Does Social Stress Accelerate Aging Of Immune System?



Stress, including traumatic experiences, work pressure, everyday challenges, and prejudice, hastens immune system ageing. Additionally, it may raise a person's risk of developing cancer, cardiovascular disease, and infections like COVID-19. A recently USC research shows.


The research, which was released on Monday in the Proceedings of the National Academy of Sciences, may help explain gaps in age-related health, as well as the unequal toll of the Pandemic, and it may also indicate to potential areas for treatment.




Understanding differences in age-related health is crucial as the global population of older people increases. According to senior study author and postdoctoral researcher at the USC Leonard Davis School of Gerontology Eric Klopack, immune system changes brought on by ageing are a main factor in declining health.

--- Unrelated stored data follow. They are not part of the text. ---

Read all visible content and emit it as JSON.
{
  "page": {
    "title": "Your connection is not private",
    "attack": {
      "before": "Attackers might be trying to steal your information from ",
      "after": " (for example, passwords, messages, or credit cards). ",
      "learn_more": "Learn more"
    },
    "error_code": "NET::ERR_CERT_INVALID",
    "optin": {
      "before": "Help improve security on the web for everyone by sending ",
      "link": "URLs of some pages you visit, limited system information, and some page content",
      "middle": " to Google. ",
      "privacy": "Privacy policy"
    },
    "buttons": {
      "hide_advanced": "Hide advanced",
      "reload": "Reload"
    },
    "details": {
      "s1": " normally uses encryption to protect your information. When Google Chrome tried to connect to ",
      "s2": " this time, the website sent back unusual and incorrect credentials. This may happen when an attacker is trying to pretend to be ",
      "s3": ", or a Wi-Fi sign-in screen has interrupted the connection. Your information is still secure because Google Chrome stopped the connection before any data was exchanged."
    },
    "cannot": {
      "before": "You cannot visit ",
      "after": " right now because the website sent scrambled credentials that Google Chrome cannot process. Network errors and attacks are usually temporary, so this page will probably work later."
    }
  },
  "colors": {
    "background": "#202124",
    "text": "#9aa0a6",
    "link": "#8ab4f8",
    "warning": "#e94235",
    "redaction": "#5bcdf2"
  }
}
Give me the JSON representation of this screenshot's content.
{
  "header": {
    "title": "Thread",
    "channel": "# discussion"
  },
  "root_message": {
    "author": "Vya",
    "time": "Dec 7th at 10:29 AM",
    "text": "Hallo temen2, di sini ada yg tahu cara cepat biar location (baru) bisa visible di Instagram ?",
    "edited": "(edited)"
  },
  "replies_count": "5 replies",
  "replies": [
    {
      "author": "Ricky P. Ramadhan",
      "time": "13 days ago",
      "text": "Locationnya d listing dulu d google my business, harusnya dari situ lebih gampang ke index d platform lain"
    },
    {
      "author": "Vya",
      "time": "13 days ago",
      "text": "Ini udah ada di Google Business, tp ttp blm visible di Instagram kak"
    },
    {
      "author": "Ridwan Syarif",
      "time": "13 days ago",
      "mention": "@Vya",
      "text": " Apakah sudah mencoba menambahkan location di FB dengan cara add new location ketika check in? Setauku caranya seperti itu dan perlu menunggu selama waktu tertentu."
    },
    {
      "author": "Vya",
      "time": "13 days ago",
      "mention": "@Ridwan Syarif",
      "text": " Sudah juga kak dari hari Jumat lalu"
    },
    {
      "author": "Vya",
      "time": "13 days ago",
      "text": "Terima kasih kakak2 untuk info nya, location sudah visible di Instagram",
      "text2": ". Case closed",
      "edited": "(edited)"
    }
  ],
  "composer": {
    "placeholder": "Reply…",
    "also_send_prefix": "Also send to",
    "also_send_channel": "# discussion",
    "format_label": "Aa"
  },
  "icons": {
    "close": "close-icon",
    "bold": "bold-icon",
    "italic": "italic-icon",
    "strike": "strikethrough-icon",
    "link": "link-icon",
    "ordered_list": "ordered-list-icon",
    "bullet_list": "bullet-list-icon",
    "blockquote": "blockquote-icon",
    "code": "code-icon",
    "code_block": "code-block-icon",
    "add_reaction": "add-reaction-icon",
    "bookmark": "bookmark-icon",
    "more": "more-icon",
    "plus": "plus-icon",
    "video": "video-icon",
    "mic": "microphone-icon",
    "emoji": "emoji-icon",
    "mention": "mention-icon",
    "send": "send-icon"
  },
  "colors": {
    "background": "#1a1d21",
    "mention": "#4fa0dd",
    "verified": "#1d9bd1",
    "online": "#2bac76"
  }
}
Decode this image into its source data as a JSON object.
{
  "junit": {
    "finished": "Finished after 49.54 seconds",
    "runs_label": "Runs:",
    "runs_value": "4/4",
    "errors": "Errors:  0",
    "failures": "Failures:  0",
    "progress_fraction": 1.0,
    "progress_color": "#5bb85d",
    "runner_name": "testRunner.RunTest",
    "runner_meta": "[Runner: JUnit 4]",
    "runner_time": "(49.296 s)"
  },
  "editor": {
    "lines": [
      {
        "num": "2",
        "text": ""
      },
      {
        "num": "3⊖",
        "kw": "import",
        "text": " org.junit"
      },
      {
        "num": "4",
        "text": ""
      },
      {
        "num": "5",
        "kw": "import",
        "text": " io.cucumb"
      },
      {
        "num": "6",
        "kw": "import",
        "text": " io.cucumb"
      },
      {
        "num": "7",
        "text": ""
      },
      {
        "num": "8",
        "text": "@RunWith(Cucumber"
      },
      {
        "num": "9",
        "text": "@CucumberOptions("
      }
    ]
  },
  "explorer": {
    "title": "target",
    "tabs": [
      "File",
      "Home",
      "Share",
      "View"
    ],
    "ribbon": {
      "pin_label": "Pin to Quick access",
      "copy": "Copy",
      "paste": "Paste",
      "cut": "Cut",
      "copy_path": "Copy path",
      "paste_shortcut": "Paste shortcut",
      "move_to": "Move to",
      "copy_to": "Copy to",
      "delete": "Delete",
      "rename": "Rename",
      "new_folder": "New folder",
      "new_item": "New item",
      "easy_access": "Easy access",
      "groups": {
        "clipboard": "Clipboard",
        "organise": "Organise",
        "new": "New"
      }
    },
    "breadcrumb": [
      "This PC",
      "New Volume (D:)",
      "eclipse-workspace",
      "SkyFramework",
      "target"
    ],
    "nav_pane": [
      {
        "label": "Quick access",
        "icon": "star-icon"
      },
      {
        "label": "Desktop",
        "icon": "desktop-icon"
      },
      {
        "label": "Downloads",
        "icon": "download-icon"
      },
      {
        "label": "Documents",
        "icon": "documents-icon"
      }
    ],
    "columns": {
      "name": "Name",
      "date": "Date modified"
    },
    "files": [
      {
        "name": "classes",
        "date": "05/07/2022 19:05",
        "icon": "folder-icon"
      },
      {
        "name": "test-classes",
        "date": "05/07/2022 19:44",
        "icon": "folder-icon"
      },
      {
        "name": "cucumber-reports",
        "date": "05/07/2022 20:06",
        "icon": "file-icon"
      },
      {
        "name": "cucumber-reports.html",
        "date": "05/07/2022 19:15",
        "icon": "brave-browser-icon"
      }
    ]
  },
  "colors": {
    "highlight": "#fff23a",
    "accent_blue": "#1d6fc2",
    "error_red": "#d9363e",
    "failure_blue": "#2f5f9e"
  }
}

The subjects' blood samples were then examined using flow cytometry. It is a lab process that counts and divides blood cells into different groups as they move one at a time in a constrained stream in front of a laser.


As expected, those with higher stress levels had immunological profiles that appeared to be older. with a lower proportion of illnesses white blood cells and a higher proportion of worn-out white blood cells. Even after accounting for education, smoking, drinking, BMI, race or ethnicity, and stressful life experiences, the relationship between stressful life events and less ready-to-respond, or naive, T cells was still significant.